I went to school in the 70’s (say nothing Vicus, it was a fine vintage) and the class sizes were 40-45. It didn’t stop anyone passing exams (which were not just a test of memory, thankyou), however, one difference was that if you disrupted the class you got a board rubber thrown at your head.
And applied maths and physics should be outlawed? No. Degrees in ghostbusting and surfing should be outlawed.
Yes there is certainly a discipline issue, especially in Secondary school, though it does carry over in to post 16 education. This it really why large class sizes are such a big issue in my experience. If classes were smaller then students could me more engaged and then maybe we could set harder exams. There does also need to be more deferentiation of ablity in the exam grades.
When I was at school many years ago in Scotland a fixed percentage of candidates got an A grades (I think 10%) so at least potential employees had a fair idea of our relative standing. Perhapes not a perfect system bur surley better than having a huge range of abilities all getting the same grade.
In the late 60s my dad got into Oxford university with two Ds and an E
Probably because he passed the entrance exam, which was difficult (people with three ‘A’s were known to fail, though that was not common).
You wouldn’t have got into a Russell group uni in the 60s on the basis of two Ds and an E, though that might have been possible in unpopular subjects.

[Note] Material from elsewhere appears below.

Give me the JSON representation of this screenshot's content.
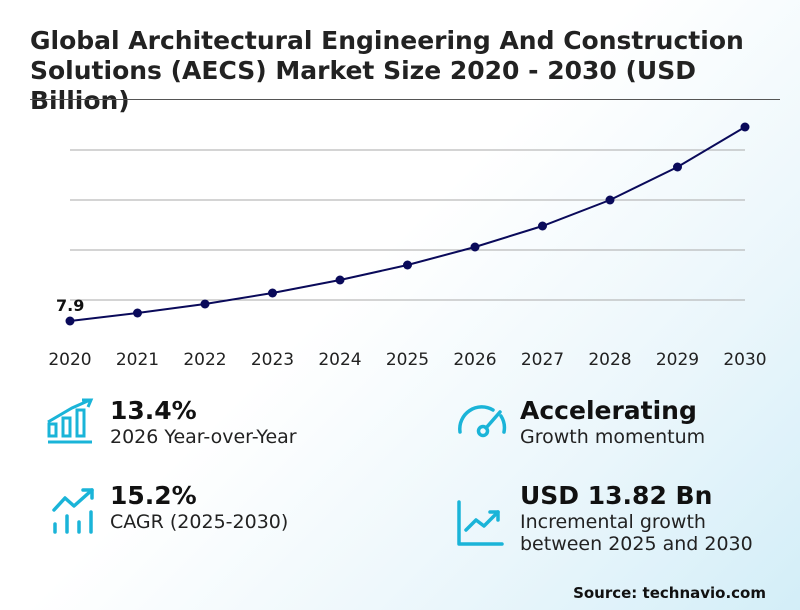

I don’t know about now, but in the 60s and 70s, there were vast differences in the qualifications required for different subjects. When I went to University the two that required the highest grades were English Literature and Accounting (the second because Accountancy paid really well in 1969; the salaries slumped when all the accounting graduates left uni in 1972-1973). On the other hand it was generally recognized that it was easier to get a high grade in an Arts subject than a Science one.
Now I shouldn’t be criticizing grade inflation too much today, as I’ve just been told that a university exam I set the students did yesterday, had a much higher mean mark than usual.
“But it was the same exam as two years ago (a Listening exam so no chance the students had old copies).”
“But the results were much lower two years ago.”
“Ah, perhaps that’s because we’re teaching them better.”
“Nope; I reckon it’s because the guy on the new tape didn’t speak as fast.”
Is it not possible that students are simply ‘getting smarter’? And that they are now being victimised for their higher levels of intelligence and understanding, so that they are seen to be having an easier time of it, so to speak?
I was in the first year group to take the AS/A2 exams amd I can reveal that they were the easiest exams I have ever sat. You can take any of the modules again until you get a decent mark and swap modules around from your AS to A2 qualification, again until the best result is obtained.
As for university, the supposed height of education, you can quite happily do nothing all year, revise for a week or two and end up with 60-80% easily. I didn’t think it was possible to revise a whole year’s worth university standard syllabus in a matter of days and pass let alone achieve a first!Things need to be made harder, I study Physics and there are people on my course still struggling with basic calculus. Things need to be taught properly and without one eye on the exam at the end of the year!!